ROI is calculated by dividing the net profit by the total capital cost of investment.
The higher the ROI, the better the profit earned. ROI calculation helps you to decide whether an investment is profitable or not.
ROI = Net Income / Cost of Investment
- Clear title
Also known as a “just title,” “good title,” or a “free and clear title” — a clear title doesn’t have any kind of lien or levy from creditors.
It means there’s no question of legal ownership of the property such as building code violations or bad surveys.
- Cash Flow
Cash flow is the amount of money you can pocket at the end of each month, after all, operating expenses (including loan payments) have been paid.
If you spend less money than you earn, your cash flow will be positive. If you spend more money than you earn, your cash flow will be negative.
- Per square foot rate
This refers to the per square foot rate of the super built-up area that is determined by the builder and is used by him to state the flat’s price to the seller.
This rate is inclusive of the carpet and super built-up area and is also referred to as a saleable area.
- Credit score
This is the measure of an individual’s creditworthiness that is statistically derived from his/her past records of dealings with financial bodies.
- Down payment
The down payment is the upfront payment the borrower makes to the bank or non-banking financial company such as Bajaj Finserv.

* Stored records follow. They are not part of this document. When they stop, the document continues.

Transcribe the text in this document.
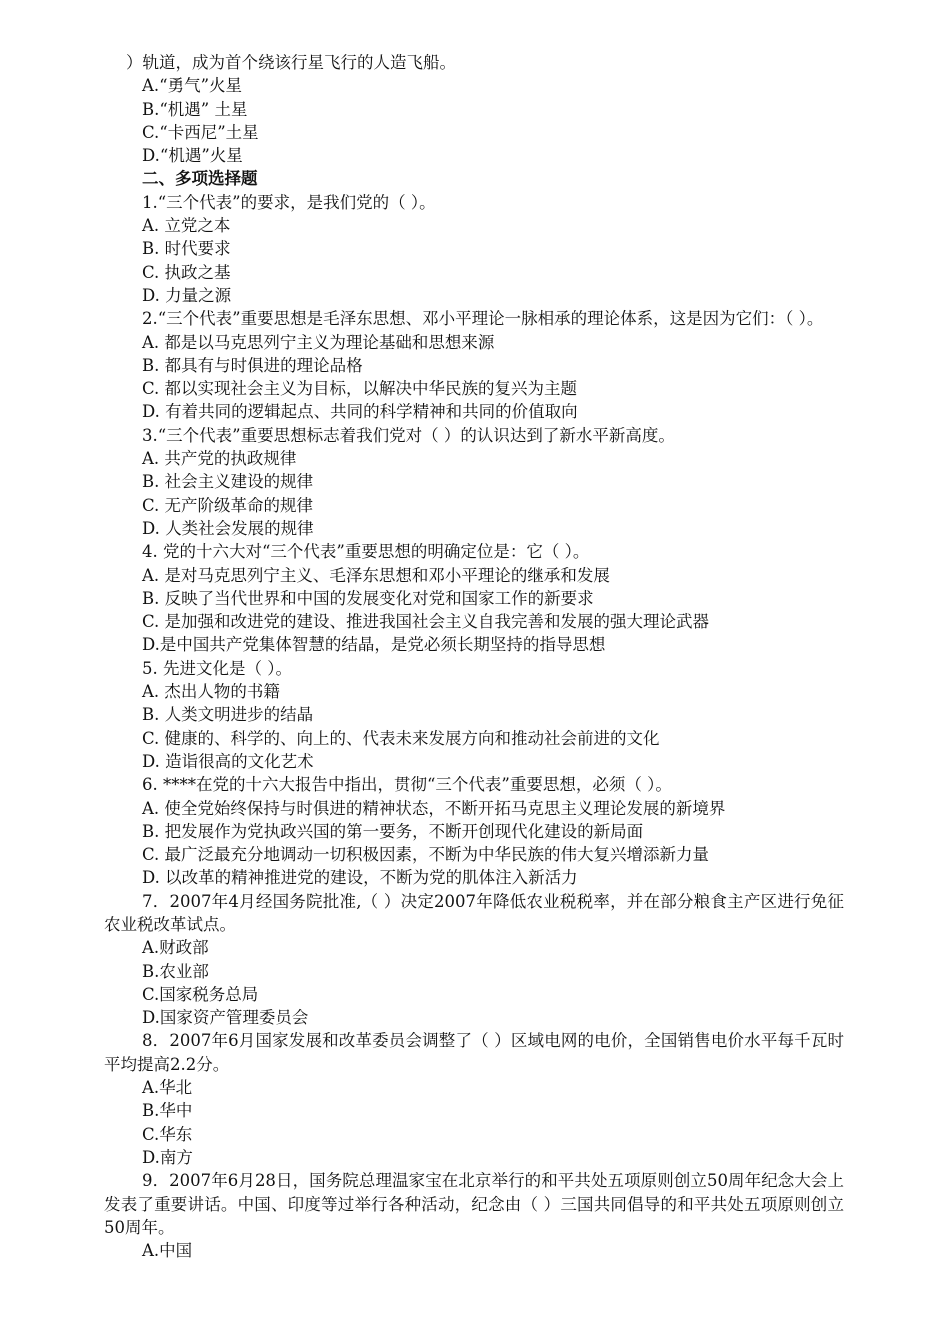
）轨道，成为首个绕该行星飞行的人造飞船。
A.“勇气”火星
B.“机遇” 土星
C.“卡西尼”土星
D.“机遇”火星
二、多项选择题
1.“三个代表”的要求，是我们党的（ ）。
A. 立党之本
B. 时代要求
C. 执政之基
D. 力量之源
2.“三个代表”重要思想是毛泽东思想、邓小平理论一脉相承的理论体系，这是因为它们：（ ）。
A. 都是以马克思列宁主义为理论基础和思想来源
B. 都具有与时俱进的理论品格
C. 都以实现社会主义为目标，以解决中华民族的复兴为主题
D. 有着共同的逻辑起点、共同的科学精神和共同的价值取向
3.“三个代表”重要思想标志着我们党对（ ）的认识达到了新水平新高度。
A. 共产党的执政规律
B. 社会主义建设的规律
C. 无产阶级革命的规律
D. 人类社会发展的规律
4. 党的十六大对“三个代表”重要思想的明确定位是：它（ ）。
A. 是对马克思列宁主义、毛泽东思想和邓小平理论的继承和发展
B. 反映了当代世界和中国的发展变化对党和国家工作的新要求
C. 是加强和改进党的建设、推进我国社会主义自我完善和发展的强大理论武器
D.是中国共产党集体智慧的结晶，是党必须长期坚持的指导思想
5. 先进文化是（ ）。
A. 杰出人物的书籍
B. 人类文明进步的结晶
C. 健康的、科学的、向上的、代表未来发展方向和推动社会前进的文化
D. 造诣很高的文化艺术
6. ****在党的十六大报告中指出，贯彻“三个代表”重要思想，必须（ ）。
A. 使全党始终保持与时俱进的精神状态，不断开拓马克思主义理论发展的新境界
B. 把发展作为党执政兴国的第一要务，不断开创现代化建设的新局面
C. 最广泛最充分地调动一切积极因素，不断为中华民族的伟大复兴增添新力量
D. 以改革的精神推进党的建设，不断为党的肌体注入新活力
7．2007年4月经国务院批准,（ ）决定2007年降低农业税税率，并在部分粮食主产区进行免征农业税改革试点。
A.财政部
B.农业部
C.国家税务总局
D.国家资产管理委员会
8．2007年6月国家发展和改革委员会调整了（ ）区域电网的电价，全国销售电价水平每千瓦时平均提高2.2分。
A.华北
B.华中
C.华东
D.南方
9．2007年6月28日，国务院总理温家宝在北京举行的和平共处五项原则创立50周年纪念大会上发表了重要讲话。中国、印度等过举行各种活动，纪念由（ ）三国共同倡导的和平共处五项原则创立50周年。
A.中国
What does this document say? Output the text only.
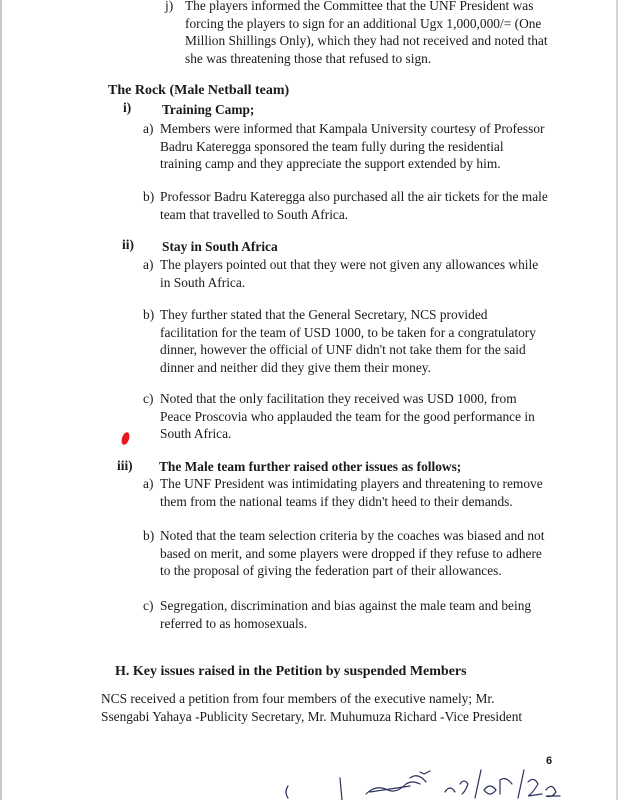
j) The players informed the Committee that the UNF President was
forcing the players to sign for an additional Ugx 1,000,000/= (One
Million Shillings Only), which they had not received and noted that
she was threatening those that refused to sign.
The Rock (Male Netball team)
i) Training Camp;
a) Members were informed that Kampala University courtesy of Professor
Badru Kateregga sponsored the team fully during the residential
training camp and they appreciate the support extended by him.
b) Professor Badru Kateregga also purchased all the air tickets for the male
team that travelled to South Africa.
ii) Stay in South Africa
a) The players pointed out that they were not given any allowances while
in South Africa.
b) They further stated that the General Secretary, NCS provided
facilitation for the team of USD 1000, to be taken for a congratulatory
dinner, however the official of UNF didn't not take them for the said
dinner and neither did they give them their money.
c) Noted that the only facilitation they received was USD 1000, from
Peace Proscovia who applauded the team for the good performance in
South Africa.
iii) The Male team further raised other issues as follows;
a) The UNF President was intimidating players and threatening to remove
them from the national teams if they didn't heed to their demands.
b) Noted that the team selection criteria by the coaches was biased and not
based on merit, and some players were dropped if they refuse to adhere
to the proposal of giving the federation part of their allowances.
c) Segregation, discrimination and bias against the male team and being
referred to as homosexuals.
H. Key issues raised in the Petition by suspended Members
NCS received a petition from four members of the executive namely; Mr.
Ssengabi Yahaya -Publicity Secretary, Mr. Muhumuza Richard -Vice President
6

According to the RBI rules, lenders in India can only provide 80% of the property value as a home loan, while the borrower has to arrange for a balance of 20%.
- Turnkey Property
A turnkey property is a home or apartment or a gated community villa home that is completely, or very close to move-in ready.
- Carpet area
This refers to that part of the house that can be actually used or the enclosed space within internal and external walls of the house that can be carpeted. The carpet area does not include the space used by walls, but it takes into account the area stretching across the balcony as a part of the main or the actual area.
- Built-up area
The built-up area of a premise is measured from the external perimeter wall surfaces. In some regions, this is referred to as plinth area, which is usually around 10-20 percent more than carpet area.
- Super built-up area
This comprises built-up area and common areas of the building like lifts, staircase, corridors, lobby, and clubhouse, which are divided proportionately between all the flats within the building.
- Stilt parking
A parking slot with a roof or a stilt over it is called stilt parking. Most premium apartments and shopping complexes are equipped with this kind of parking.
- Sale deed
A sale deed is an important legal document that proves the transfer of ownership from the seller to the buyer.
It legalizes the purchase process and registers the same with the concerned government authorities.
The full form of which is Real Estate Regulatory Authority, stands for transparency in the real estate industry.
It was brought to action to eradicate the existing discrepancies and problems within the sector.
We hope that the above-mentioned real estate terms will help you in understanding the real estate industry better.